We will broadcast your concerts.  We will reach an audience for you. And it will sound great coming through the speakers on your HDTV or the speakers you connected. And it will look beautiful. Looks great, sounds great.  Compare that to the experience on your phone, laptop or the ever disappearing desktop. Run it through your Roku or Boxee. We still kick their butt and btw, it kind of sucks when you try to watch the concert online and someone else in the house wants to watch Netflix or it crushes you mobile data limits

As far as the business of TV, Music used to rate too low when it was shown on analog tvs. Sounded bad, looked worse.

Those days are gone and our partners and advertisers know it too. Amex, Budweiser, Monster Cable, Nokia and more. All are on board with long term deals.  Why?

Because Live Live, our slogan is not just about concerts it’s about activation.  You think people might get excited when they tweet to their friends who are watching a live stream ? They definitely get excited when they tweet /tumblr/FB to their friends watching on TV.
Our sponsors are all using music and sponsoring concerts. Which creates more value for that branding, online exclusively or online and AXS.TV? Or exclusive AXS.TV vs an online concert ?

AXS.TV loves music, we love showing concerts. We love talking music.  We love having artists come on and perform. We want them to come on and promote. We will talk about new music and tell viewers that a single/album is being released that night and tell them to go watch. We will show artists doing great things on the stage and off.  And we will put some Lefsetz attitude out there as well. We will have people with opinions come on the shows we produce and let them speak their minds.

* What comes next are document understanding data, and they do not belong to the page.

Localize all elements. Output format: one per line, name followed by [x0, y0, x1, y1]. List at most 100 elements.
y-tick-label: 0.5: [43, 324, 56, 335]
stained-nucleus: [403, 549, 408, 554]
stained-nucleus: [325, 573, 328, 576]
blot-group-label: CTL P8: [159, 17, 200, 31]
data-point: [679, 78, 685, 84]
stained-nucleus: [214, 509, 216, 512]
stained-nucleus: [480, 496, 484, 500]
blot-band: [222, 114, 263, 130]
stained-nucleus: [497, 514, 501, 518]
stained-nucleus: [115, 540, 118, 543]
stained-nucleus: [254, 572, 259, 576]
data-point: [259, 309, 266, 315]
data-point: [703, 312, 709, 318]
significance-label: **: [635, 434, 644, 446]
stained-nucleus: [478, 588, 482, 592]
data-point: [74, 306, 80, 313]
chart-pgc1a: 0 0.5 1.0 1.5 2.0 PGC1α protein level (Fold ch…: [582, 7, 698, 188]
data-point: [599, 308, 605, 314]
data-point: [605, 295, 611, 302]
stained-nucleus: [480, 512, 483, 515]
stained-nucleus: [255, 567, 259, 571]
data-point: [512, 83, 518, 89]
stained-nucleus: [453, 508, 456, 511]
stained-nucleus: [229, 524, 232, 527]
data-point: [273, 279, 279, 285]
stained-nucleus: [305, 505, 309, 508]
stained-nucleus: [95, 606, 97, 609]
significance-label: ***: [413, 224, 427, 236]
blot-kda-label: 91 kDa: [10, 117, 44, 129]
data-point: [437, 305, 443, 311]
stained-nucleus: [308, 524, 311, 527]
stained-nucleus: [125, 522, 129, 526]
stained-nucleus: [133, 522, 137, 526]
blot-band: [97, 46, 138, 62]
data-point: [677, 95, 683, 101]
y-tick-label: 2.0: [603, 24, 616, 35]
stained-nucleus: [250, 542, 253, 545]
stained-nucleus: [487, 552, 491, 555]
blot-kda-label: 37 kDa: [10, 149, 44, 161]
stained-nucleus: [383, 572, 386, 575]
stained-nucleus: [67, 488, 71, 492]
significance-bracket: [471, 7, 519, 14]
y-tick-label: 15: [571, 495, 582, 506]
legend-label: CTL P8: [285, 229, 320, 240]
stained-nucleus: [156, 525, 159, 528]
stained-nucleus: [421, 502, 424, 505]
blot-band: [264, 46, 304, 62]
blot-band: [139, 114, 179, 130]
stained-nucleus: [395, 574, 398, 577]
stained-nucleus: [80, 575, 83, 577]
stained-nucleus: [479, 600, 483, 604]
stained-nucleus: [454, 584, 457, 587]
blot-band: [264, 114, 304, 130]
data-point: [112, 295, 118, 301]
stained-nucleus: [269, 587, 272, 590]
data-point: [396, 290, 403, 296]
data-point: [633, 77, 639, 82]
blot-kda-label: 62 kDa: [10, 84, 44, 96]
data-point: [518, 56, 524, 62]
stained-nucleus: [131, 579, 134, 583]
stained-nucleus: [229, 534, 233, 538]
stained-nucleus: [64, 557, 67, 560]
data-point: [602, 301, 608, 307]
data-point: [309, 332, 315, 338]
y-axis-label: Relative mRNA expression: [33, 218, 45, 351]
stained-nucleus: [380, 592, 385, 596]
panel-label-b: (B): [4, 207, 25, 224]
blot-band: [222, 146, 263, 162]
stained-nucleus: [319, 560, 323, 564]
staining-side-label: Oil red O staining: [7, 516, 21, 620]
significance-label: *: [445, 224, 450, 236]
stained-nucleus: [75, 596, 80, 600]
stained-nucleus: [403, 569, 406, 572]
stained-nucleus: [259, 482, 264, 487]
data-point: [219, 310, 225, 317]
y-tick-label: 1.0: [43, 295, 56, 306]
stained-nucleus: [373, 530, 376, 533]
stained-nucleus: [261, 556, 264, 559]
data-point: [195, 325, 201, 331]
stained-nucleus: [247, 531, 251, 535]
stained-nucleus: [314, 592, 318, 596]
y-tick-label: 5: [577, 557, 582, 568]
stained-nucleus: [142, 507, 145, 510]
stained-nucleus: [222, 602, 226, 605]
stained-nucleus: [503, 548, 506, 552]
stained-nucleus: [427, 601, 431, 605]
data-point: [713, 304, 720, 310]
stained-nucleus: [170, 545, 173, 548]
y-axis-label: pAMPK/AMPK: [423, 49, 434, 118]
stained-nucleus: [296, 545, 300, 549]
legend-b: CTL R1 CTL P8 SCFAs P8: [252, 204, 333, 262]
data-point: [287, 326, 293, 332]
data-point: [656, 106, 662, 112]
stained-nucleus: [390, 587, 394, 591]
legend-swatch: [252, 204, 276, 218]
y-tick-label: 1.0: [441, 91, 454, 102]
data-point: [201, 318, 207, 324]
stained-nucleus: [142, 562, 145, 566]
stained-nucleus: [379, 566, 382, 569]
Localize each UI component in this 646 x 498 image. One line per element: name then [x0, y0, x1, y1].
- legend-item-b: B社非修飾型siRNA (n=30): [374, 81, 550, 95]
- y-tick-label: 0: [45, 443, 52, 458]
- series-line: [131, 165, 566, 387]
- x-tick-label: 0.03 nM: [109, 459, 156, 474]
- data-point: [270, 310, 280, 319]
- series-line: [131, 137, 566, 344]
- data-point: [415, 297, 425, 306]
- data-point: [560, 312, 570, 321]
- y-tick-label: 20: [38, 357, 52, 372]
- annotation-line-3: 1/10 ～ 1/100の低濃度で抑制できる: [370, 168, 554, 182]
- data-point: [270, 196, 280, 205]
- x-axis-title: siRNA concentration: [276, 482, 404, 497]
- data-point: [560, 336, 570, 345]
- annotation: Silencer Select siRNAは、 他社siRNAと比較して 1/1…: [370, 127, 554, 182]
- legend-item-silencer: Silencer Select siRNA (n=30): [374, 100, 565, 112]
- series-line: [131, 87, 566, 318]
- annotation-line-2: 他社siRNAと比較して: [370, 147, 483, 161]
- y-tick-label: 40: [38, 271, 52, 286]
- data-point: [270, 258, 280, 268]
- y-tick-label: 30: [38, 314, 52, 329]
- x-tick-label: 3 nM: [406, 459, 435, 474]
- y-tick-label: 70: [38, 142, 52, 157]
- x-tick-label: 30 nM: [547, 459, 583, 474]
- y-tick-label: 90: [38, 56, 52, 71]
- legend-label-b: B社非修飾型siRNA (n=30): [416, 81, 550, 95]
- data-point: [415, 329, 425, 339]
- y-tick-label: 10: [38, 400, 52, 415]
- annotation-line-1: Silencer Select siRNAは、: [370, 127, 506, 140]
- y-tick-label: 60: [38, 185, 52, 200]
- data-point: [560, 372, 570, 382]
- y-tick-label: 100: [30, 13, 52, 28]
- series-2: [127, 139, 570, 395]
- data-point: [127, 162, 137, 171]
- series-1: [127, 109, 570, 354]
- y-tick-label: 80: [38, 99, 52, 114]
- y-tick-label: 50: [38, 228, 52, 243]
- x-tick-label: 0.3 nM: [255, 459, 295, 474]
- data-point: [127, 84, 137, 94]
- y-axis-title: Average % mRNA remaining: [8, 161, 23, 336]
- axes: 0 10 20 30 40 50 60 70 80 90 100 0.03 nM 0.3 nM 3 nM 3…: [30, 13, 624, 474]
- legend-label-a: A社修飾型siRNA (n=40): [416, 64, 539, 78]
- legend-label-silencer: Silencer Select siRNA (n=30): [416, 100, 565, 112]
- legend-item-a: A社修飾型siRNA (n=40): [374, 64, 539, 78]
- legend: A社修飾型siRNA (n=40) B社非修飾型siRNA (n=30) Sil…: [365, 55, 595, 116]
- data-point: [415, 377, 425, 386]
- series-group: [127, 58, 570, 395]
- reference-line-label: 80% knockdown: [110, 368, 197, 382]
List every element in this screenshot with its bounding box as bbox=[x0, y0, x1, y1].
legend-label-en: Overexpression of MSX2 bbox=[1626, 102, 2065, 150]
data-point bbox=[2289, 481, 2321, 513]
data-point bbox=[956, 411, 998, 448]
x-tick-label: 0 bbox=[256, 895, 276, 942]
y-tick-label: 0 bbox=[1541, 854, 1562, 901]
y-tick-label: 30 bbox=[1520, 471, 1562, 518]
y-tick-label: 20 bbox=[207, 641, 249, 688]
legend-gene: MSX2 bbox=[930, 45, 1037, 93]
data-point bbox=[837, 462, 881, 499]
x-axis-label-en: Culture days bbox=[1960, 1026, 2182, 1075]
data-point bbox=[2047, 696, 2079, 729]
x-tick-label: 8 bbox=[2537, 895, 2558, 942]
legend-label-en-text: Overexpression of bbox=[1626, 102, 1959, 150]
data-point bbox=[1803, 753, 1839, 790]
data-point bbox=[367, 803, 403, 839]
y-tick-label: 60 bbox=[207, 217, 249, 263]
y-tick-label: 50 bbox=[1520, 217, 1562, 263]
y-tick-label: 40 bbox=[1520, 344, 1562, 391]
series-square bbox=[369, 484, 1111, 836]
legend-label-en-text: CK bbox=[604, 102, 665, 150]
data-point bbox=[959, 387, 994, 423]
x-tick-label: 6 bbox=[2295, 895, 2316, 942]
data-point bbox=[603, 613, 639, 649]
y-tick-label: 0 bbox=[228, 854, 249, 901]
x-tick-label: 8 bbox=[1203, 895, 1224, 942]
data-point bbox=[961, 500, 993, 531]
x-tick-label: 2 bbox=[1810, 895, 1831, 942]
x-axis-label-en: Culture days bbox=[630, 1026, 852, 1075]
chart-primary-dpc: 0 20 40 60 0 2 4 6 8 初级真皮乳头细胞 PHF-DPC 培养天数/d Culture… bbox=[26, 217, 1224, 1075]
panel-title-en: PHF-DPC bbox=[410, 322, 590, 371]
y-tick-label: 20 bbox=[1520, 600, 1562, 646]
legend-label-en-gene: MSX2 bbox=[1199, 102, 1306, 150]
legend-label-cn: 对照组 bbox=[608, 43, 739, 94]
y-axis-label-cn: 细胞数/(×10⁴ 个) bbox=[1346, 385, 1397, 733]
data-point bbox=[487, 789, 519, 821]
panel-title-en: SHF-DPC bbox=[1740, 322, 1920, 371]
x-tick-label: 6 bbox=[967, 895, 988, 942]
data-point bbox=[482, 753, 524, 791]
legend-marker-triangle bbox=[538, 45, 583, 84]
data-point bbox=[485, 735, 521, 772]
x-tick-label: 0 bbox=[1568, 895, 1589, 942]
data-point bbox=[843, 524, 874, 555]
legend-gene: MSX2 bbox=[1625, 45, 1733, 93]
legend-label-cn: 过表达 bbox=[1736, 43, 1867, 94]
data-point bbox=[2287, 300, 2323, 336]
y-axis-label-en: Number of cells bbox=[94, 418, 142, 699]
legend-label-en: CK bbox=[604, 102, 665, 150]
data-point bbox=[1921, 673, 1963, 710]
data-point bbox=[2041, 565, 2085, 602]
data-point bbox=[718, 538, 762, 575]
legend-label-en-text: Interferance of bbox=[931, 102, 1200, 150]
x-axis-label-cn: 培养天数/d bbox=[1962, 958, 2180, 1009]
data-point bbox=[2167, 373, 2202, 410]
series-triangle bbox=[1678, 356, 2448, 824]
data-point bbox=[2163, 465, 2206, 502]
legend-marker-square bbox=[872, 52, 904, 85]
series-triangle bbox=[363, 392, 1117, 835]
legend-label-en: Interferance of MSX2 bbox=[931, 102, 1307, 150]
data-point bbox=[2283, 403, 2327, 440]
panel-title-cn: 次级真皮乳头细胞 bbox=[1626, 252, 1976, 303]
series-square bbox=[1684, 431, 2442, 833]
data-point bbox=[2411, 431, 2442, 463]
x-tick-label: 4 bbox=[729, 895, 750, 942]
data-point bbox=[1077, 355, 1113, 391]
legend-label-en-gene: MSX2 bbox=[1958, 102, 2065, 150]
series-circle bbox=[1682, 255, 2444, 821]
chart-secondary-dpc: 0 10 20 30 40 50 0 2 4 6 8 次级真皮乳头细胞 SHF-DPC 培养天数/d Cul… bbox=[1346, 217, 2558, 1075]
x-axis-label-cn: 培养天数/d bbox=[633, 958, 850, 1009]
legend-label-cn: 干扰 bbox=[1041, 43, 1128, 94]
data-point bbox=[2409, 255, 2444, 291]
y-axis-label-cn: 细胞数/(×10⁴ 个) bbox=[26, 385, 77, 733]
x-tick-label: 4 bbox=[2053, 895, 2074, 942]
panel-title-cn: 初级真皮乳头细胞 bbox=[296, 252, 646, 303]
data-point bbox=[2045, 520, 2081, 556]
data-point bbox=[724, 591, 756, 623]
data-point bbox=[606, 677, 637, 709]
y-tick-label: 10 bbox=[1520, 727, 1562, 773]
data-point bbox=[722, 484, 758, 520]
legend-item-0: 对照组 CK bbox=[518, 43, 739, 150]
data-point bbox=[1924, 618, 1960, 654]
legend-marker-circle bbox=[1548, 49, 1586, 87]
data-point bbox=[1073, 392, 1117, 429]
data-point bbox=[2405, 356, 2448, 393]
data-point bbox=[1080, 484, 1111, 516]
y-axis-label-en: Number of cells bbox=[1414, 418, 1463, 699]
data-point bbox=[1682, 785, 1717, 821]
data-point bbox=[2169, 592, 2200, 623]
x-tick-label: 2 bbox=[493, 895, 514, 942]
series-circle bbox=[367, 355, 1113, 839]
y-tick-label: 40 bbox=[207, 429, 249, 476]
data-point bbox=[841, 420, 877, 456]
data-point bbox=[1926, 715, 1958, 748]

And yes we are going to be at festivals. Whether we broadcast them or not.

We also are not stupid. You aren’t going to see us doing weekly video countdown shows. No 100 best bodies of hip hop.  No take overs. We know the role of YouTube and Vevo and we are going to let them to continue to do their job of presenting videos in response to searches. We don’t believe they create awareness or are a discovery engine. People find or hear their music elsewhere and then search and watch on YouTube.  Vevo does discovery, YouTube doesn’t.

AXS.TV is going to be a platform for live music. As much of it as we can get.

We are going to try a lot of different things. Some will work, some won’t.

If you are a band that wants to reach an audience and activate them, we want to broadcast your concerts live.  We want to have your artists in our studio, on our shows, being interviewed, on panels, guest hosting our shows.